Most jobs today are scoped in such a way they’ll be easily replaced by artificial intelligence. I remember being slightly nauseous when I learned that 60% of US jobs and 80% of global jobs require zero decision-making, judgment, or creativity. Zero. It’s shocking to think of. But then look at an everyday experience of interacting with checkout clerk. It’s almost animatronic: the steps of greet, move items along the conveyor belt, processing payment in the same routine steps, putting the receipt in the bag and then turning to the next customer, to repeat the exact steps. If there is an anomaly, everything slows down as the exception is managed. It’s as if a machine conveyor belt has a glitch. Neither the person doing the work nor the people receiving the work product are especially pleased by this exchange. It is transactional. And yet 60% of US jobs and 80% of global jobs are DESIGNED this way. Optimized for this outcome.

The question isn’t if these jobs will be replaced, but when. And sooner is more likely than later.

And, this gives us both an opportunity and a challenge. The challenge is obvious. But is the opportunity?

We can look to another historical shift created by technology to imagine what it could be. There was a time when an artist’s role was to record visually as close to reality as was humanly possible. Then came photographic tools, starting in the 1820s and coming to full fruition by 1839. Photography could then record visual data near-perfectly, leaving the worker to wonder, was there a role left for him?

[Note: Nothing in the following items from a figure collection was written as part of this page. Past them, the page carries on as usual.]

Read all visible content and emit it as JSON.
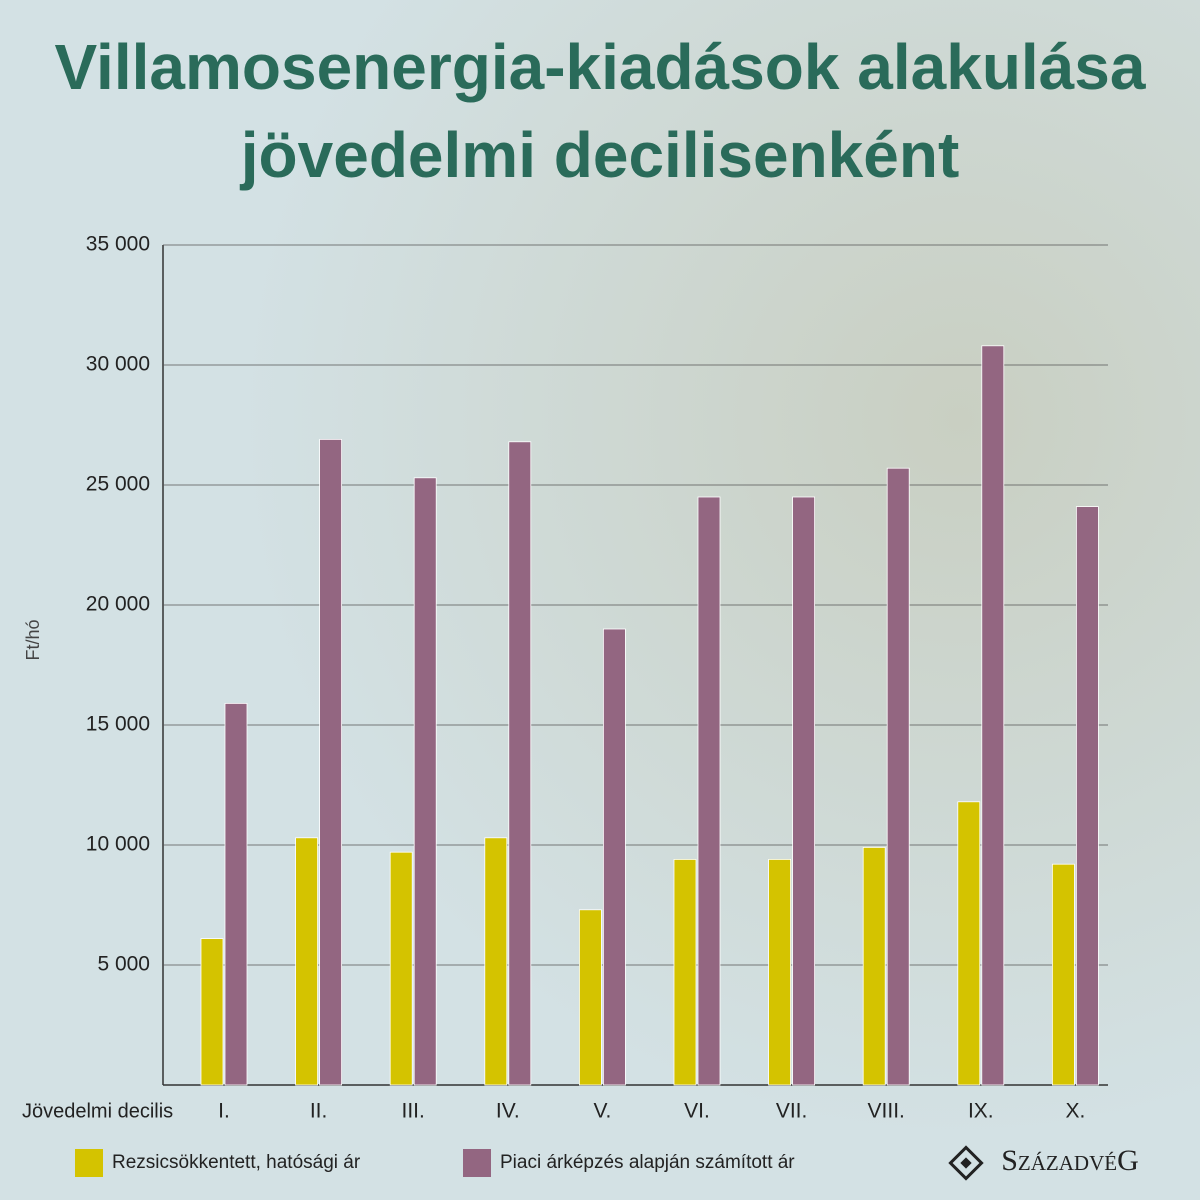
{
  "chart_data": {
    "type": "bar",
    "title": [
      "Villamosenergia-kiadások alakulása",
      "jövedelmi decilisenként"
    ],
    "y_label": "Ft/hó",
    "x_label": "Jövedelmi decilis",
    "categories": [
      "I.",
      "II.",
      "III.",
      "IV.",
      "V.",
      "VI.",
      "VII.",
      "VIII.",
      "IX.",
      "X."
    ],
    "series": [
      {
        "name": "Rezsicsökkentett, hatósági ár",
        "color": "#d4c300",
        "values": [
          6100,
          10300,
          9700,
          10300,
          7300,
          9400,
          9400,
          9900,
          11800,
          9200
        ]
      },
      {
        "name": "Piaci árképzés alapján számított ár",
        "color": "#936681",
        "values": [
          15900,
          26900,
          25300,
          26800,
          19000,
          24500,
          24500,
          25700,
          30800,
          24100
        ]
      }
    ],
    "ylim": [
      0,
      35000
    ],
    "yticks": [
      {
        "value": 5000,
        "label": "5 000"
      },
      {
        "value": 10000,
        "label": "10 000"
      },
      {
        "value": 15000,
        "label": "15 000"
      },
      {
        "value": 20000,
        "label": "20 000"
      },
      {
        "value": 25000,
        "label": "25 000"
      },
      {
        "value": 30000,
        "label": "30 000"
      },
      {
        "value": 35000,
        "label": "35 000"
      }
    ],
    "grid": true,
    "logo": "SzázadvéG"
  }
}
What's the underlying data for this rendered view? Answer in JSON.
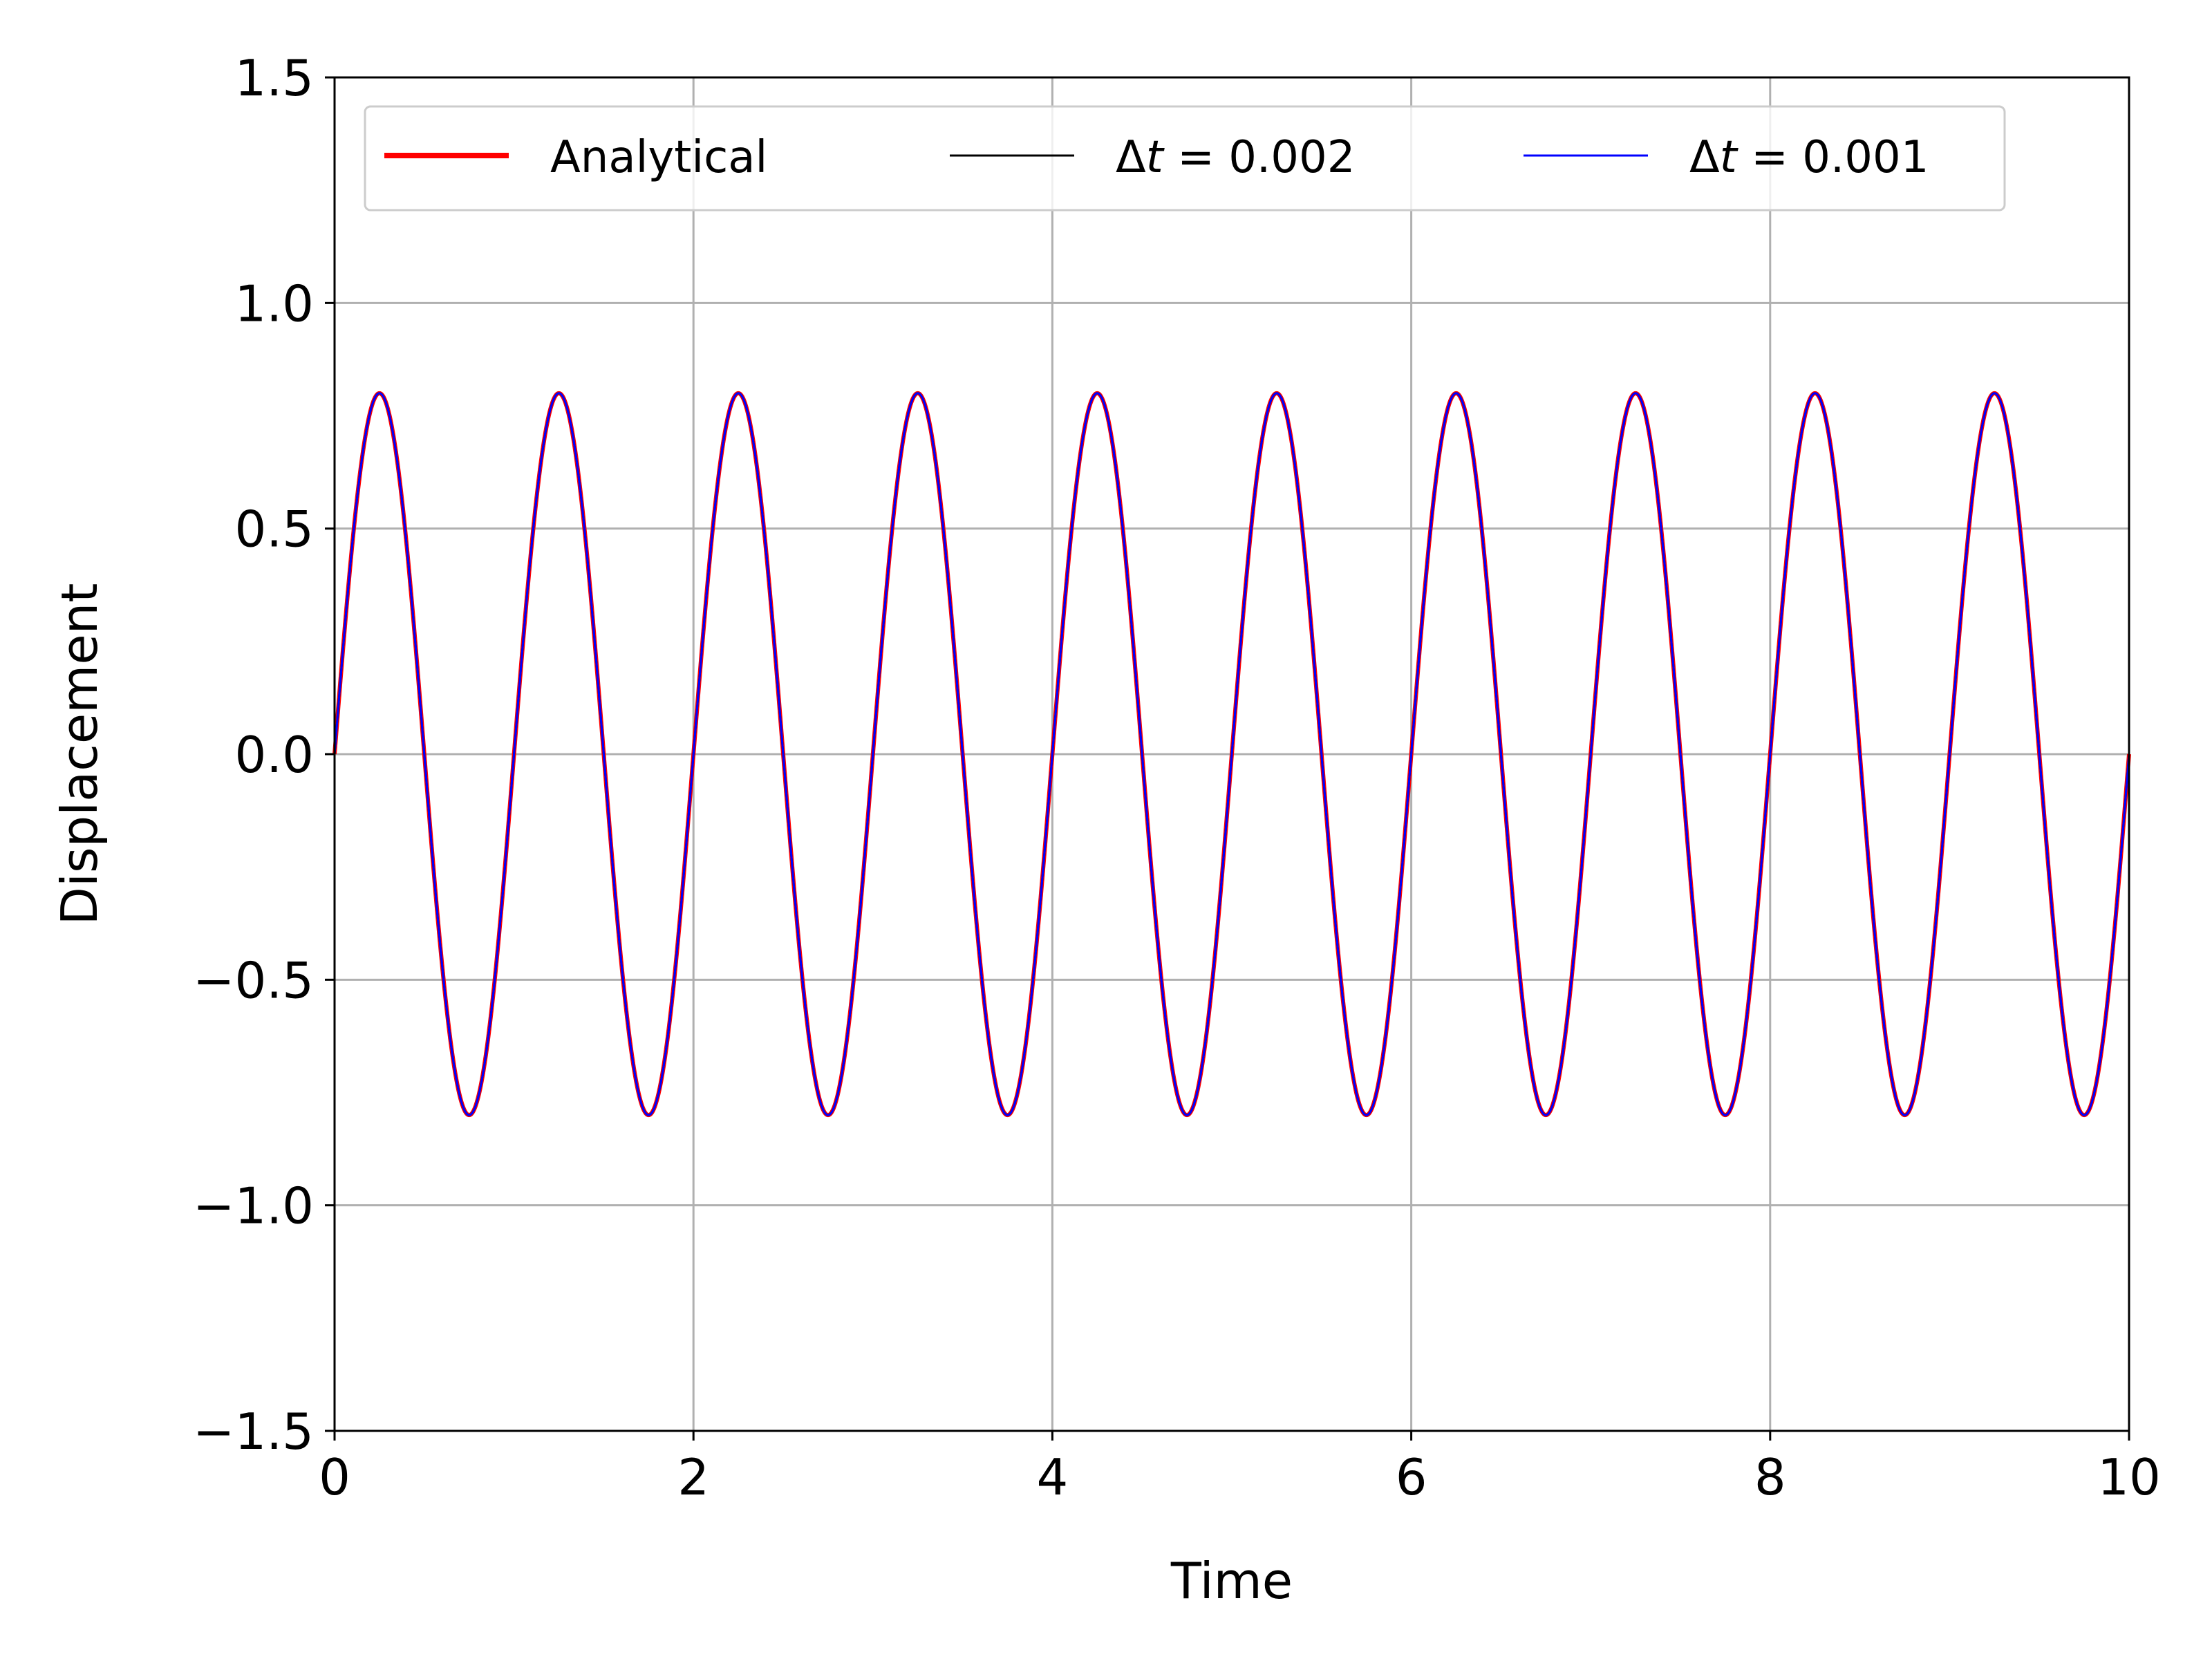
{
  "chart_data": {
    "type": "line",
    "xlabel": "Time",
    "ylabel": "Displacement",
    "xlim": [
      0,
      10
    ],
    "ylim": [
      -1.5,
      1.5
    ],
    "xticks": [
      0,
      2,
      4,
      6,
      8,
      10
    ],
    "yticks": [
      -1.5,
      -1.0,
      -0.5,
      0.0,
      0.5,
      1.0,
      1.5
    ],
    "xtick_labels": [
      "0",
      "2",
      "4",
      "6",
      "8",
      "10"
    ],
    "ytick_labels": [
      "−1.5",
      "−1.0",
      "−0.5",
      "0.0",
      "0.5",
      "1.0",
      "1.5"
    ],
    "grid": true,
    "legend_position": "top",
    "curve": {
      "function": "sine",
      "amplitude": 0.8,
      "period": 1.0,
      "x_range": [
        0,
        10
      ]
    },
    "series": [
      {
        "name": "Analytical",
        "color": "#ff0000",
        "name_parts": []
      },
      {
        "name": "Δt = 0.002",
        "color": "#000000",
        "name_parts": [
          "Δ",
          "t",
          " = 0.002"
        ]
      },
      {
        "name": "Δt = 0.001",
        "color": "#0000ff",
        "name_parts": [
          "Δ",
          "t",
          " = 0.001"
        ]
      }
    ]
  }
}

It forced a change, to find a new way to be. After all, there was no way the people could compete with the machinery, so then the question was… could they reimagine what was possible, to then concern themselves with issues such as the effects of light, the relationships of color, and the fundamental character of form and mass. Artists such as Cezanne were born into this period, now known for selecting, intensifying, even abstracting the view which was before his eyes. He described it this way. “A painter is revealing something which no one has ever seen before and translates it into the absolute concepts of painting. That is, into something other than reality.”

The technology of photography shifted people from aiming to the same thing, ever so slightly better than one another, to do what only each person could. AI could do the same thing for work, where work changes from commoditizing humans into abstract roles to centering on doing what only each human can contribute. The opportunity would be that we leaders shift from commoditizing humans to centering on humanity. It could be the era of Onlyness. And if this path happens, it will unlock a set of talent and capacity we’ve yet to tap.

DO/ACT/NEXT

People ask me all the time what the future of work will be. I think we could go in either direction: where work will be animatronic and people are competing with machines, or it will be deeply human. The real question is what will we each do. No one came along to painters and said, hey maybe start changing. The artists themselves could see what was happening and found a new way to be. Change happens because someone changes. What will your change be in the face of AI?

1 Reply

  1. Very timely. I’m struggling with this right now. This seems a time when experience and knowledge are no guarantee of continued employment (and white hair seems to make us targets as well). How do I reimagine my usefulness and find other ways to apply my talents in a changing world? Where is my human niche?